TRIBUNNEWS.COM, JAKARTA - DPRD DKI Jakarta mulai membahas Rancangan Peraturan Daerah (Raperda) tentang Kawasan Tanpa Rokok (KTR), setelah penyelesaiannya tertunda lebih dari satu dekade.
Sekjen Lembaga Perlindungan Anak Indonesia (LPAI), Titik Suharyati mengatakan kebijakan KTR adalah bentuk investasi jangka panjang untuk melindungi anak-anak dari paparan asap rokok.
Selain itu, kebijakan tersebut diharapkan dapat menekan angka perokok anak yang dari tahun ke tahun kian mengkhawatirkan.
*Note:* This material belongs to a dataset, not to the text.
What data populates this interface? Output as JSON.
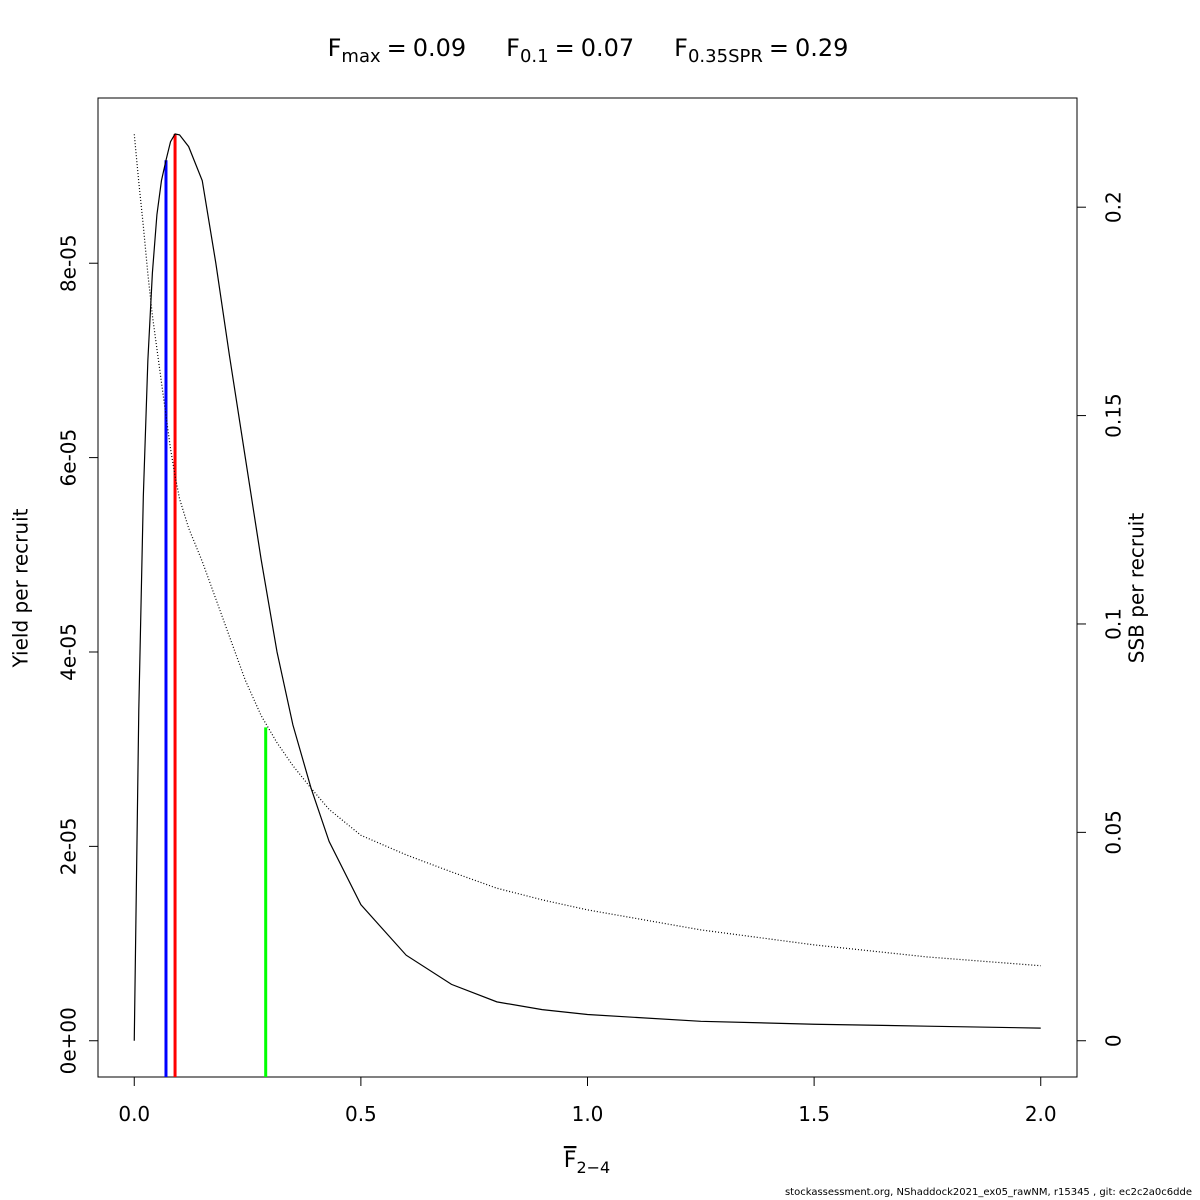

“Kebijakan ini berperan penting dalam menekan angka perokok anak yang semakin mengkhawatirkan dari tahun ke tahun,” kata Titik kepada wartawan, Sabtu (5/7/2025).
Namun belakangan berhembus kekhawatiran bahwa Raperda KTR ini akan berdampak negatif pada Pendapatan Asli Daerah (PAD).
Kepala Center of Human and Economic Development (CHED) Institut Teknologi dan Bisnis Ahmad Dahlan Jakarta, Roosita Meilani Dewi mengatakan jika menilik data keuangan resmi DKI Jakarta, kekhawatiran tersebut terbantahkan dengan sendirinya.
Pasalnya selama satu dekade penerapan larangan iklan rokok melalui Pergub Nomor 1 Tahun 2015, penerimaan pajak reklame tetap mengalami tren stabil bahkan meningkat dari Rp714,9 miliar pada tahun 2015 menjadi Rp961,3 miliar pada 2024, di mana puncak tertinggi terjadi pada tahun 2022 dengan penerimaan Rp1,095 triliun.
Sementara dari data Survei Sosial Ekonomi Nasional tahun 2019, jumlah pengeluaran rumah tangga miskin untuk konsumsi rokok justru menempati urutan kedua setelah beras, yang mencapai Rp 79.226 per bulan.
Hal ini menunjukkan adanya beban ekonomi keluarga untuk peruntukan membeli rokok.
“Fakta ini membantah narasi bahwa promosi rokok diperlukan untuk Pendapatan Asli Daerah (PAD). Justru, pengeluaran rumah tangga miskin untuk rokok yang menempati urutan kedua setelah beras mencapai Rp79.226 per bulan, menunjukkan beban ekonomi yang justru ditanggung keluarga,” jelas Roosita.
CHED pun mendorong DPRD DKI Jakarta untuk segera mengesahkan Raperda Kawasan Tanpa Rokok dengan landasan utama untuk melindungi hak kesehatan masyarakat, menyelamatkan generasi muda dari adiksi nikotin dini, serta menguatkan konsistensi pengendalian tembakau di ibu kota.
“Ini adalah bentuk nyata dari implementasi hak atas hidup sehat sebagaimana diatur dalam UUD 1945 Pasal 28, hingga Peraturan Pemerintah Nomor 28 Tahun 2024 yang secara tegas melarang penjualan rokok kepada anak di bawah usia 21 tahun,” kata Roosita.
Terpisah, Ketua Smoke Free Jakarta, Dollaris Riauaty Suhadi, menyatakan regulasi KTR harus disusun secara komprehensif.
Aturan ini wajib mencantumkan sanksi bagi pelanggar, serta perluasan cakupan larangan rokok elektrik, promosi dan sponsor.
“Raperda ini menyatukan berbagai kebijakan yang telah ada sebelumnya, termasuk aturan sanksi bagi pelanggar dan perluasan cakupan larangan pada rokok elektronik, promosi, dan sponsor rokok,” kata Dollaris.
Ia juga membantah klaim regulasi KTR akan merugikan usaha kecil.
Sebab belum ada bukti bahwa penerapan aturan ini mengganggu ekonomi lokal di kota-kota global yang sudah menerapkannya.
“Tidak ada bukti bahwa penerapan KTR mengganggu ekonomi lokal, baik di Jakarta maupun di kota-kota global lainnya. Penjualan warung dan UMKM tetap berjalan normal setelah larangan iklan rokok diberlakukan,” katanya.
Ketua Tobacco Control Support Centre Ikatan Ahli Kesehatan Masyarakat Indonesia (TCSC IAKMI), Sumarjati Arjoso juga menekankan pentingnya keselarasan Raperda KTR dengan PP Nomor 28 Tahun 2024.
Ia berharap Raperda KTR tetap mempertahankan larangan total iklan rokok, dan larangan penjualan rokok elektronik, penjualan rokok batangan, serta integrasi layanan Upaya Berhenti Merokok (UBM).